Make your life brighter and healthier with the help of ancient system self-improvement. If you want to change your body and find inner harmony, the best choice This is yoga for beginners. Exercises are aimed at developing the whole body, but, first of all, pay attention to the spine. After several months of regular exercise, you will forget about back pain, feeling tired during the day and will be pleasantly surprised by the changes in your figure.

A taut figure, stress reduction, improved mood… How yoga is useful for women's health and how to enhance its beneficial effect on the body, says Olga Ilyinskaya, specialist in women's practice. “The most beneficial poses are those that open the pelvis and improve blood flow to the internal organs of the abdomen, while strengthening muscles and normalizing the functioning of the hormonal and nervous systems,” she says, and offers a simple set of five yoga exercises for women's health. “You need to perform asanas in a given sequence, adhering to the suggested time.”

COMPRESSED ANGLE POSE

Technique: Sit so that the sacrum touches the blanket, folded two or three times. Connect the feet, knees pointing to the sides, and the heels stretch towards the crotch. Lower your body back. Make sure that the buttocks remain on the floor, and the back is completely on the blanket, without deflection in the lower back. The neck lies relaxed on the blanket, the arms are along the body, palms up, the eyes are closed.

Time: Three minutes.

Effect: Opens the chest and hip joints, stretches the inner surface of the thighs, improves blood supply to the pelvic organs, such yoga for women's health contributes to the normalization of reproductive function, improves the functioning of the digestive system, calms and fills with strength.

WIDE ANGLE POSE

Technique: Sit on the mat, spread your straight legs as wide as possible to the sides, socks pointing up to lengthen the back of the legs. The back is straight rib cage disclosed. As you exhale, lean forward and grasp with your hands thumbs legs. Look ahead. With each subsequent exhalation, try to slightly deepen the slope. Make sure that your back is not rounded and your hips remain pressed to the floor.

Time: One minute.

Effect: Opens the hip joints, stretches the spine and normalizes the position of the internal organs of the abdomen, normalizes the work of the ovaries, clears the mind.

CRESCENT POSE

Technique: Bend the right leg and lower the fingers of the right hand to the floor at a distance of two palms in front of the right foot. Shift your body weight to your right foot. Exhaling, straighten your right leg and lift your left leg parallel to the floor. Rotate your left shoulder, chest, and hip toward the ceiling. Stretch your left hand up and look at it. Repeat the same on the opposite side.
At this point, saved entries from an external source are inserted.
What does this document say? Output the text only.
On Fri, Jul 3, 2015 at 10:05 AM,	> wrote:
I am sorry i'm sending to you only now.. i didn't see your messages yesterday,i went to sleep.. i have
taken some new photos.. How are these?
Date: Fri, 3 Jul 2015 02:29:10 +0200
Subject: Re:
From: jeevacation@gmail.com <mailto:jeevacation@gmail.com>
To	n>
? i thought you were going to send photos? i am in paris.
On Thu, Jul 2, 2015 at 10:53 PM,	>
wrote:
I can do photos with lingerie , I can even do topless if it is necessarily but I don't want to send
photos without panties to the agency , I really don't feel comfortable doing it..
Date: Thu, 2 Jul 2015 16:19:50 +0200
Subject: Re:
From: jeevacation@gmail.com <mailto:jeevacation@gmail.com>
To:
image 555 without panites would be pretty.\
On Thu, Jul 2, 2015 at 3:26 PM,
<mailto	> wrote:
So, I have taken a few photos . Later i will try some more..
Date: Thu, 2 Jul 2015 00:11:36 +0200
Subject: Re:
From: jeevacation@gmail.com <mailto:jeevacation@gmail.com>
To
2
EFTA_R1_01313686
Time: 30 seconds each side.

Effect: Opens the hip joints, stretches and strengthens the spine and abdominal organs.

POSE OF A BENT CANDLE, OR BIRCH

Technique: Lie on your back, arms by your side, palms up. Relax. Take a deep breath and raise your straight legs, also lifting your pelvis with your hands. Stretch your legs up to the ceiling perpendicular to the floor, pelvic bones lean on the palms.

Time: Three to five minutes.

Effect: Normalizes hormonal balance, soothes, returns the abdominal organs to a physiologically correct position, improves digestion, relieves swelling, stimulates the blood supply to the brain.

SAVASANA

Technique: Cover yourself with a blanket. Lie on your back with your legs and arms slightly apart (palms up), close your eyes, and focus on relaxing your entire body from your scalp to your fingertips.

Time: A couple of minutes.

Effect: Soothes, relaxes and energizes.